04/05/2022
Empieza a leer 'Memorial' de Bryan Washington


Creo que todo el mundo en todas partes está hablando siempre de la misma mierda.
RACHEL KHONG 

El mundo es maravilloso, terrible.
ANDRÉS NEUMAN

¿Necesita una razón el amor?
MASAO WADA, Terrace House

 

Benson

1

Mike se va a Osaka, pero su madre vuela hacia Houston.

Dice que solo serán unas semanas.

O tal vez un par de meses. Pero necesito ir. 

Lo primero que pienso es: Joder. 

Lo segundo que pienso es que no nos lo podemos permitir.

Entonces caigo en que nosotros no tenemos ahorros de ningún tipo. A Mike, sin embargo, las finanzas siempre se le han dado bien, siempre se ha mostrado a favor de mantener las cuentas separadas. Esto es algo que con él siempre había dado por sentado.

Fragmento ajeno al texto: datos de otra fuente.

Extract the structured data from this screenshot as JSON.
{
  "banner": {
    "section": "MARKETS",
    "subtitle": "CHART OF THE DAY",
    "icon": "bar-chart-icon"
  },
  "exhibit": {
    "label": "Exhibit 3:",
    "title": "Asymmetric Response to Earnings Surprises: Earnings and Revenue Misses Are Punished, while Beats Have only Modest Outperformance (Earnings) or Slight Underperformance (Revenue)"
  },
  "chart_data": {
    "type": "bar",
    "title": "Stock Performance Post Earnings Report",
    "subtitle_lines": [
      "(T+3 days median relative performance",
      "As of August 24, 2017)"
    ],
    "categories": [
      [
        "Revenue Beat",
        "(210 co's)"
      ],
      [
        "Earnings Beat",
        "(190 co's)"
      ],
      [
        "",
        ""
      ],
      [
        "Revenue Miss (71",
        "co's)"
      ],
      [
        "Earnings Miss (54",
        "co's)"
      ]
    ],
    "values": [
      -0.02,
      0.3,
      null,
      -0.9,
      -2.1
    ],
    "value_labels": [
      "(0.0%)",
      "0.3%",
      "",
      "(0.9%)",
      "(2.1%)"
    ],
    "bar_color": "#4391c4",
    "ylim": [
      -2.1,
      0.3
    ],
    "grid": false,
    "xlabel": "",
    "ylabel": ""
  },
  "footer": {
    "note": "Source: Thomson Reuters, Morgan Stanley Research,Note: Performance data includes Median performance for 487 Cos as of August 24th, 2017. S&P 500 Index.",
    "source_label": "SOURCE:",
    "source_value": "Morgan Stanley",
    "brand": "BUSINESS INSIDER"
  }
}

Ahora dice que quiere encontrar a su padre. El hombre se ha puesto enfermo. Mike quiere llegar a tiempo antes de que se vaya. Y yo estoy en el sofá, medio escuchando y medio cargando el teléfono.

Hace años que no ves a tu madre, digo. Viene a verte a ti. Yo no la conozco.

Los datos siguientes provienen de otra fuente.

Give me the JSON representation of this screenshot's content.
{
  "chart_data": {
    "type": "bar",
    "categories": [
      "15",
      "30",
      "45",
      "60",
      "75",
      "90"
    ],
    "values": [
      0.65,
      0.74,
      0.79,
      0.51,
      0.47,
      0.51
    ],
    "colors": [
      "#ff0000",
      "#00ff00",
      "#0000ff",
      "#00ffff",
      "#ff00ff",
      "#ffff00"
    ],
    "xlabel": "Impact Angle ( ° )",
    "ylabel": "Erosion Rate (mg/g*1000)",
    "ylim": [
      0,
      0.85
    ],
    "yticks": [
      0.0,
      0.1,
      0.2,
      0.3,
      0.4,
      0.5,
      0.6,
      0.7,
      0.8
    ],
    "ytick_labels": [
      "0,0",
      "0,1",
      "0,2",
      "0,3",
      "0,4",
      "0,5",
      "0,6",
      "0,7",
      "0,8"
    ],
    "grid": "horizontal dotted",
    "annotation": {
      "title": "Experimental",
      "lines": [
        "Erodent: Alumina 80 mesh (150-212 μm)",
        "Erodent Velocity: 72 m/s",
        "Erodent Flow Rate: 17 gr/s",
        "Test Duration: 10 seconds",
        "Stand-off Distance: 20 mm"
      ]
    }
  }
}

Y añado: Joder, tu padre ni siquiera te cae bien.

Es cierto, dice Mike. Pero ya he comprado el billete.

Y Ma estará aquí cuando vuelva. Tú eres una buena compañía. Lo superará.

Está cascando huevos en la cocina, vertiendo las yemas en un par de sartenes. Luego les echa sal y la mayonesa salpicada de orégano. Mike antes era muy tiquismiquis con la salsa sriracha y ponía el grito en el cielo cada vez que la tocaba, pero ahora exprime una botella descolorida sobre mi tortilla y la extiende con la espátula.

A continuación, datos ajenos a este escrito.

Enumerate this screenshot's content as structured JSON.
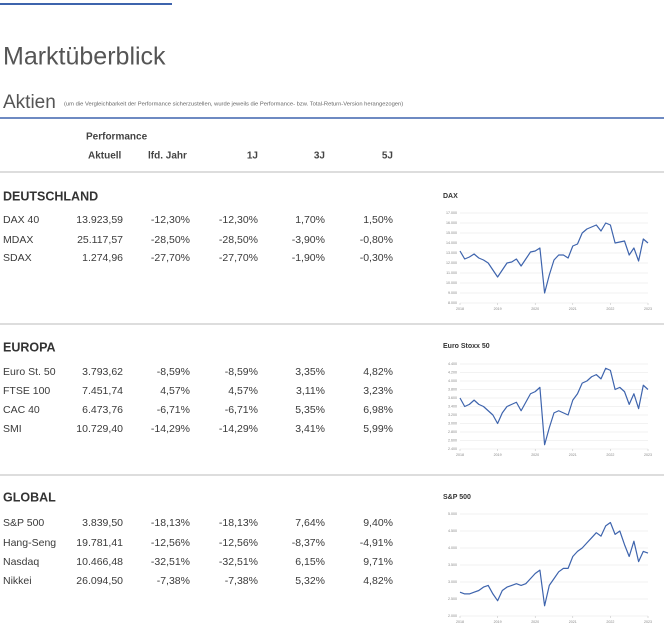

No pregunto dónde piensa hospedarse en Japón. No pregunto con quién va a quedarse. No pregunto dónde va a dormir su madre cuando esté aquí, en nuestro apartamento de una sola habitación, ni cómo nos organizaremos. Cuando un tren está en marcha, a veces puedes pillarlo. Así es como consiguieron entrar en este país las familias de algunos de los chavales con los que trabajo. Si te caes, estás muerto. Si eres demasiado lento, estás muerto. Pero si empiezas a correr, nunca llegas a perderlo.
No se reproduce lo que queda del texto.